In Los Angeles County, dog bites must be reported immediately to the LA County Department of Public Health, Veterinary Public Health division. You can file the report online or by contacting the county directly. California law requires that all bites from mammals be reported to the local health officer, whether or not the animal is suspected of having rabies.
Where to File Your Report
For most of LA County, the reporting agency is Los Angeles County Veterinary Public Health and Rabies Control. The fastest way to file is through the county’s online Animal Bite Report Form at the Department of Public Health website (publichealth.lacounty.gov). The form is straightforward and walks you through each section.
Three cities within LA County handle bite reports independently: Long Beach, Pasadena, and Vernon. If you were bitten in one of those cities, contact the animal control agency for that jurisdiction directly instead of going through the county system.
If you believe the dog is dangerous and poses an ongoing threat, you should also file a separate report with your local animal control agency. The public health report deals specifically with rabies risk and bite documentation, while animal control handles enforcement, citations, and potentially designating the dog as dangerous.
Information You’ll Need
The report form asks for details across several categories. Having this information ready will make the process faster:
- About the incident: The street address where the bite occurred, the city, and a description of what happened.
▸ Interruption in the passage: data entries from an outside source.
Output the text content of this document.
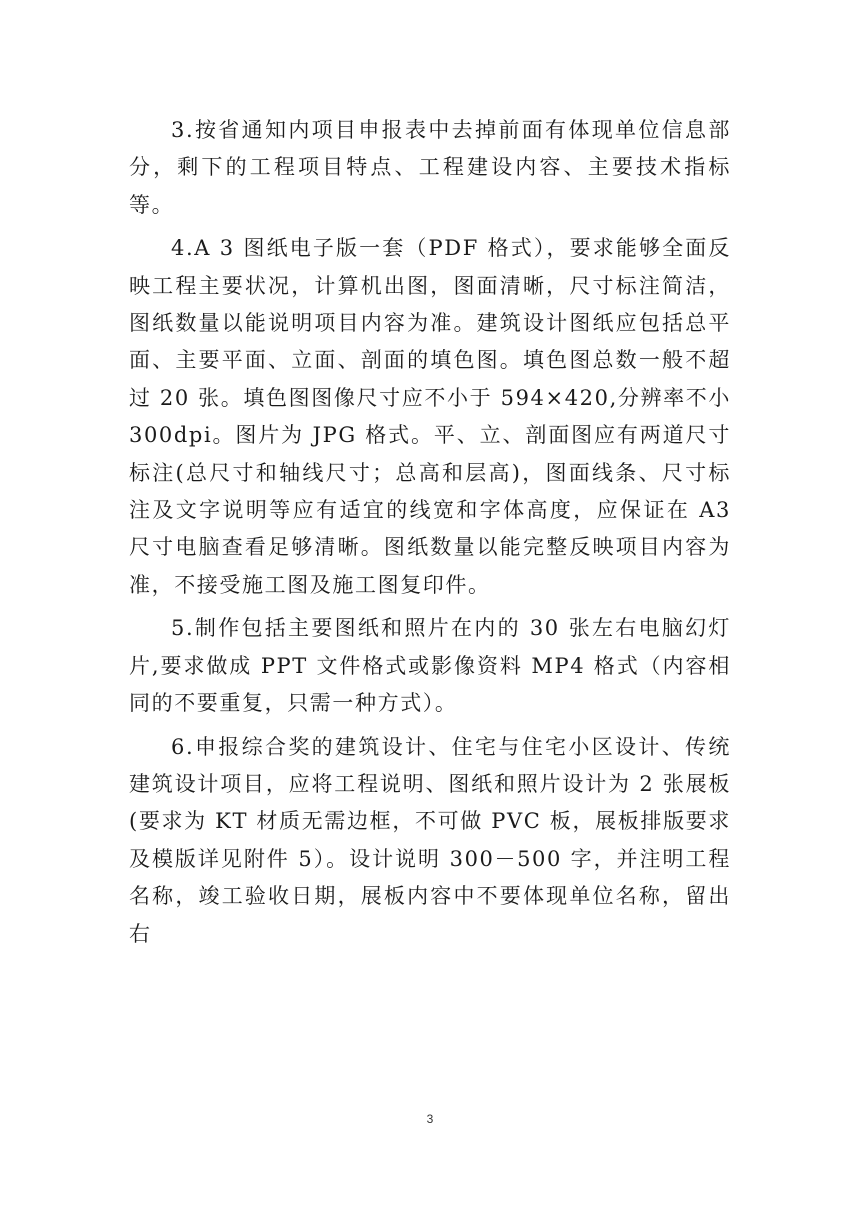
3.按省通知内项目申报表中去掉前面有体现单位信息部分，剩下的工程项目特点、工程建设内容、主要技术指标等。

4.A 3 图纸电子版一套（PDF 格式），要求能够全面反映工程主要状况，计算机出图，图面清晰，尺寸标注简洁，图纸数量以能说明项目内容为准。建筑设计图纸应包括总平面、主要平面、立面、剖面的填色图。填色图总数一般不超过 20 张。填色图图像尺寸应不小于 594×420,分辨率不小 300dpi。图片为 JPG 格式。平、立、剖面图应有两道尺寸标注(总尺寸和轴线尺寸；总高和层高)，图面线条、尺寸标注及文字说明等应有适宜的线宽和字体高度，应保证在 A3 尺寸电脑查看足够清晰。图纸数量以能完整反映项目内容为准，不接受施工图及施工图复印件。

5.制作包括主要图纸和照片在内的 30 张左右电脑幻灯片,要求做成 PPT 文件格式或影像资料 MP4 格式（内容相同的不要重复，只需一种方式）。

6.申报综合奖的建筑设计、住宅与住宅小区设计、传统建筑设计项目，应将工程说明、图纸和照片设计为 2 张展板(要求为 KT 材质无需边框，不可做 PVC 板，展板排版要求及模版详见附件 5）。设计说明 300－500 字，并注明工程名称，竣工验收日期，展板内容中不要体现单位名称，留出右

3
- About your injury: The location of the bite on your body (face, hand, leg, torso), which side was affected, and whether you sought medical treatment.
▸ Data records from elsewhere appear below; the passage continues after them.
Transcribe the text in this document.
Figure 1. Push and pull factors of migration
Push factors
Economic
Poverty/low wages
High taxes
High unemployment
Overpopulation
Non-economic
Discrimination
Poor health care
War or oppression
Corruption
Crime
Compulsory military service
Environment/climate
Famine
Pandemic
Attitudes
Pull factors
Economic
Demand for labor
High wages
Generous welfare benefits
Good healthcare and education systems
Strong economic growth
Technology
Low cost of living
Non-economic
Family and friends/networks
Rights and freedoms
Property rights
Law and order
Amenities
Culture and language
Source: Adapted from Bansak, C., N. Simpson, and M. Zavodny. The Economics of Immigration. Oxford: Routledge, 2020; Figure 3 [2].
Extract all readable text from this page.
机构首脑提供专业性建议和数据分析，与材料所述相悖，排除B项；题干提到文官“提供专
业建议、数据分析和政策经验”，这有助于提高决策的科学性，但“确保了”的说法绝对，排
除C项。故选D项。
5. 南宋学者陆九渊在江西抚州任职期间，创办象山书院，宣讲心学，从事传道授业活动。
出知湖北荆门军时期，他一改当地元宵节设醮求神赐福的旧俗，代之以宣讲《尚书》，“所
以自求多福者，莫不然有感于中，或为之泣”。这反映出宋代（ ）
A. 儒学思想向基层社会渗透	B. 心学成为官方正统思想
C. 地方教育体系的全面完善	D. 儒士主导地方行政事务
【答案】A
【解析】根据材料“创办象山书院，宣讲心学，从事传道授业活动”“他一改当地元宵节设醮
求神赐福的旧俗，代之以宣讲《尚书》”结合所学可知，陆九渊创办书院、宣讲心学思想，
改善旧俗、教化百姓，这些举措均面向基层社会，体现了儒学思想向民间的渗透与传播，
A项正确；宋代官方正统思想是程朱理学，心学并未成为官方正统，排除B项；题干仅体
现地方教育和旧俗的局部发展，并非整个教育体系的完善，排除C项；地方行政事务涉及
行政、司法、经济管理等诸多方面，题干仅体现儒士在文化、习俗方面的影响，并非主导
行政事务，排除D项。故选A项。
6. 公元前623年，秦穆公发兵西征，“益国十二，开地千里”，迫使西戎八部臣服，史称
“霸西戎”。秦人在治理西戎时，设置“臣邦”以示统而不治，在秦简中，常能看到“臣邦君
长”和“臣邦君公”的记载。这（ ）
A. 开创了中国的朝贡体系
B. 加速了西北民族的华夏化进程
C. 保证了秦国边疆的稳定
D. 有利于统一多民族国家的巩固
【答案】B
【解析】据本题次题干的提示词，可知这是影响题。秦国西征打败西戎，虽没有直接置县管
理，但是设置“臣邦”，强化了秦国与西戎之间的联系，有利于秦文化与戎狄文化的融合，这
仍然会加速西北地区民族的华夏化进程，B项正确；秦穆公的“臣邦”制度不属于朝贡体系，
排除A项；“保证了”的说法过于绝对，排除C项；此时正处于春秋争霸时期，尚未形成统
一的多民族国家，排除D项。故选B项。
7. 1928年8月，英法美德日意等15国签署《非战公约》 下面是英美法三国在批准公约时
- About the dog: Breed, age, sex, color, name, and whether the dog has been vaccinated for rabies (including the date of last vaccination, if known).
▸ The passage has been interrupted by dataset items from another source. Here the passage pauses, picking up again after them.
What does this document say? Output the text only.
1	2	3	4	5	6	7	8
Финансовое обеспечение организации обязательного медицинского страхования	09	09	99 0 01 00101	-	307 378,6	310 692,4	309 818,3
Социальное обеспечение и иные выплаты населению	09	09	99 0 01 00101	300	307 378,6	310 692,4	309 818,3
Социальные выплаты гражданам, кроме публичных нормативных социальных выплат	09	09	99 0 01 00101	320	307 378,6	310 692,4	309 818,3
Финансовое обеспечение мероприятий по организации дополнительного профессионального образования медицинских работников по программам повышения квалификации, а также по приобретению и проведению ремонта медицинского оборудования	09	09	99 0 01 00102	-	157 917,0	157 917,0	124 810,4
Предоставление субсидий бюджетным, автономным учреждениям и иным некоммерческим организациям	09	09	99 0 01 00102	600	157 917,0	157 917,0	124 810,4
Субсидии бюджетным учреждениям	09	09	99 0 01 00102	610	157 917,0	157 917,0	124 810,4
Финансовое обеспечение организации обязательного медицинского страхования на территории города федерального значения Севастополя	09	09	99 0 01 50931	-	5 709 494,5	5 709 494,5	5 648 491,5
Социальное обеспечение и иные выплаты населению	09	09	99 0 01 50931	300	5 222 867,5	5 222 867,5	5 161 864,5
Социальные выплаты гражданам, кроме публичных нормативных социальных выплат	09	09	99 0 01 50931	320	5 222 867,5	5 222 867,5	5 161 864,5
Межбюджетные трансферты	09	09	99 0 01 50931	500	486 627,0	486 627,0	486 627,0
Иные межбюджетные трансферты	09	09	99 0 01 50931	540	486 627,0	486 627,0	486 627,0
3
- About the owner: The dog owner’s name, address, phone number, and email address.
If you don’t know the owner or can’t identify the dog, file the report anyway with whatever information you have. The animal’s location is considered the most critical piece of information for follow-up, since it determines whether the county can locate and quarantine the dog.
What Happens After You Report
Your report triggers an investigation by public health officials. The intensity and speed of that investigation depend on the circumstances of the bite and the assessed rabies risk. An officer from public health or animal control will typically follow up to locate the dog and determine next steps.
The county classifies rabies risk into tiers. Healthy local dogs and cats, including strays, are considered low risk. Rabies treatment for the bite victim is rarely needed in these cases. Sick dogs or cats carry moderate risk, and treatment is sometimes recommended. Bats and abnormally acting wildlife are high risk, and treatment is frequently started right away. For context, bites from squirrels, rabbits, rats, mice, birds, and snakes are not even reportable because those animals do not spread rabies.
The Dog Quarantine Process
Once a biting dog is located, it will be placed under quarantine for observation. The standard quarantine period for dogs in California is 10 days. During this time, officials watch for any signs of rabies or other disease.
Quarantine can happen in a few different places. In some cases, the dog may be confined at the owner’s property if the facilities are adequate and animal control approves the arrangement. Otherwise, the dog will be held at an animal shelter, veterinary hospital, or licensed boarding kennel. The local health officer makes the call on where quarantine takes place.
There is an early release option. If a licensed veterinarian examines the dog on or after the fifth day of quarantine and certifies that it shows no clinical signs of disease, the health officer can release the animal early. Without that veterinary clearance, the full 10-day observation period applies.
Hiding a biting animal or violating any part of a quarantine order is a misdemeanor under California state law, punishable by fines or imprisonment.
Who Else Is Required to Report
You’re not the only one with a reporting obligation. California regulation mandates that healthcare providers, including physicians and veterinarians, report all mammal bites to the local health department. If you go to an emergency room or urgent care for a dog bite, the facility is required to file its own report. This means the county may already have a record of your bite if you’ve been treated, but filing your own report ensures the animal’s location and owner details are captured, which the medical facility may not have.
Dangerous Dog Designations
The public health bite report focuses on rabies risk, but a dog bite can also lead to the animal being classified as dangerous under local ordinances. Some municipalities in LA County have dangerous dog rules that target individual dogs with a history of harmful behavior, such as unprovoked attacks on people or other animals. These designations place responsibility on the owner and can result in requirements like special containment, muzzling in public, or additional liability insurance. To pursue this, you would file a separate complaint with the animal control agency in your area.